Era aspirante a participar en todas las actividades estudiantiles: consejo estudiantil, programas radiales, periódico, grupo escénico. Pero en todas ellas duraba poco su presencia porque esa manifestación ideológica iba en contravía con los demás. En la vida real, nuestro liderazgo idealizado solo llegaba hasta la creación de los consejos estudiantiles donde ideábamos las campañas para el orden y el aseo del colegio, mientras el suyo, su ideario personal, buscaba la adherencia de todos los compañeros a los movimientos universitarios de inconformidad, que por todo exigían paros para buscar solidaridad con las causas más inverosímiles. Hubo hasta la búsqueda de apoyo para los que protestaban por la guerra de Viet Nam, país que mi amigo, Caralampio, ni siquiera tuvo curiosidad por saber dónde quedaba y que pretendía que nuestro pueblo lejano de provincia participara activamente en los clamores que desoiría el mundo entero. Nuestros pensamientos nunca coincidieron y nos alegraba que fuera así, porque, aunque nuestra amistad era insobornable ante los proyectos, cada uno vivía ahíto de sus pensares y reclamaba sus revanchas cuando uno de los dos encontraba algún adherente a sus cavilares.
Cuando Fidel Castro entró triunfante a la Habana, Caralampio, repudió con fuerza aquella acción ante los congregados en sus reuniones de amigos, por haber sido auxiliada por los gringos. Pero, al poco tiempo, cuando el barbudo se declaró marxista leninista viró todos los grados de su opinión para caminarle con la admiración a ese régimen y a sus secuaces.
Lo escandalizaba todo desafecto que la sociedad daba a los ancianos. Pero cuando su mamá quedó viuda, huérfana de los cariños de sus siete hijos, muy pobre, tuvo las disculpas precisas para justificar su tacañería y sus ausencias.

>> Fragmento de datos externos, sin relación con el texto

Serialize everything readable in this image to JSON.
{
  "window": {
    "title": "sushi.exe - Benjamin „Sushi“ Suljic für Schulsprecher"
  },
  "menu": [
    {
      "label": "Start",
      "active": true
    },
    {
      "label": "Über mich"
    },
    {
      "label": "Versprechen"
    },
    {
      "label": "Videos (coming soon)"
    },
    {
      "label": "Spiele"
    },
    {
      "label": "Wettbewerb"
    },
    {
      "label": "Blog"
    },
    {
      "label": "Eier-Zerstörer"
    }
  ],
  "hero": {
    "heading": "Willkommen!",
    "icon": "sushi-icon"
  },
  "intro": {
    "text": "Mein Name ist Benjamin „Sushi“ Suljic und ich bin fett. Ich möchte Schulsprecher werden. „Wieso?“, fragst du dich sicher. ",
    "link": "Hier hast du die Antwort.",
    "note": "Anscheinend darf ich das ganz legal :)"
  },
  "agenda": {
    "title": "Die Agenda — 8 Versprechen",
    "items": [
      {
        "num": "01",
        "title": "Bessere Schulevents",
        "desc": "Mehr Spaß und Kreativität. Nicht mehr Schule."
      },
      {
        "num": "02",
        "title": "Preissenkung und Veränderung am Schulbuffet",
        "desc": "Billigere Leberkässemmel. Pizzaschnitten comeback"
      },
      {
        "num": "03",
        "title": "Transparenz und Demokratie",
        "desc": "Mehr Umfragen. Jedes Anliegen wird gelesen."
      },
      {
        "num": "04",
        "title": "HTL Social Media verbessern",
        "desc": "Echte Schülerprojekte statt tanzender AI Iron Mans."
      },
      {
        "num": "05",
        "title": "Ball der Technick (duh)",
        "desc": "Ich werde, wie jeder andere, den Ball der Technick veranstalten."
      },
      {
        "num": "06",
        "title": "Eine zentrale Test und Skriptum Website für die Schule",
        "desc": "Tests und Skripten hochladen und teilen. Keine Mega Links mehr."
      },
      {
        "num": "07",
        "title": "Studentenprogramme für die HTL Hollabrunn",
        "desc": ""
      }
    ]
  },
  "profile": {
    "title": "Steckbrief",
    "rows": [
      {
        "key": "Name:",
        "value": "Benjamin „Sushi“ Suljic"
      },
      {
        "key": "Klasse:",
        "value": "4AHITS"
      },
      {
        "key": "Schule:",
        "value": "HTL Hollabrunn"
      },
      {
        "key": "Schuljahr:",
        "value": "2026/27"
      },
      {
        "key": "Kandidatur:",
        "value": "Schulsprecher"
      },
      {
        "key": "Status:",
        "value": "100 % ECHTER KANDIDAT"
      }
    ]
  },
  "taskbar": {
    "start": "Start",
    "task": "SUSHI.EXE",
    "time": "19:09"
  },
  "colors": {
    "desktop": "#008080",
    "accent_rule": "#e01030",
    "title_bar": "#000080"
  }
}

Predicó que el estado debía asumir la oferta de empleo y de satisfacción a las necesidades para un porcentaje alto de la población, que los ricos debían cubrir otro porcentaje y que era obligación de todos aportar trabajo a los connacionales. Cuando vivió en la cuasi opulencia de los empleos burocráticos, desdeñaba a paisanos y conocidos para alejarlos de sus solicitudes de ayuda.
En cada campaña electoral, alertaba a sus amigos a votar conscientemente, pero lo consciente de ese sufragio era que fuera por su candidato, un candidato que no era de los de siempre, decía. Alguna vez, sus copartidarios que ganaron la alcaldía, que pretendían acabar con todos los robos y con las injusticias, en la mitad de la gestión el triunfador fue detenido, y que por varios años pagando cárcel por una malversación de los fondos que casi quiebra a ese municipio.
El amigo, Caralampio, acabó su periplo por la vida y salió de ella obstinado en que lo suyo, la extrema izquierda, era lo cierto. No hay gloria para su existencia porque fue un resentido, porfiado en la destrucción, pensaba que al acabar con lo que hacía la derecha, abría el camino que nos llevaría hasta el punto desde donde divisaríamos el valle hermoso de un país nuevo. Esas eran las fantasías banales que lo obsesionaban.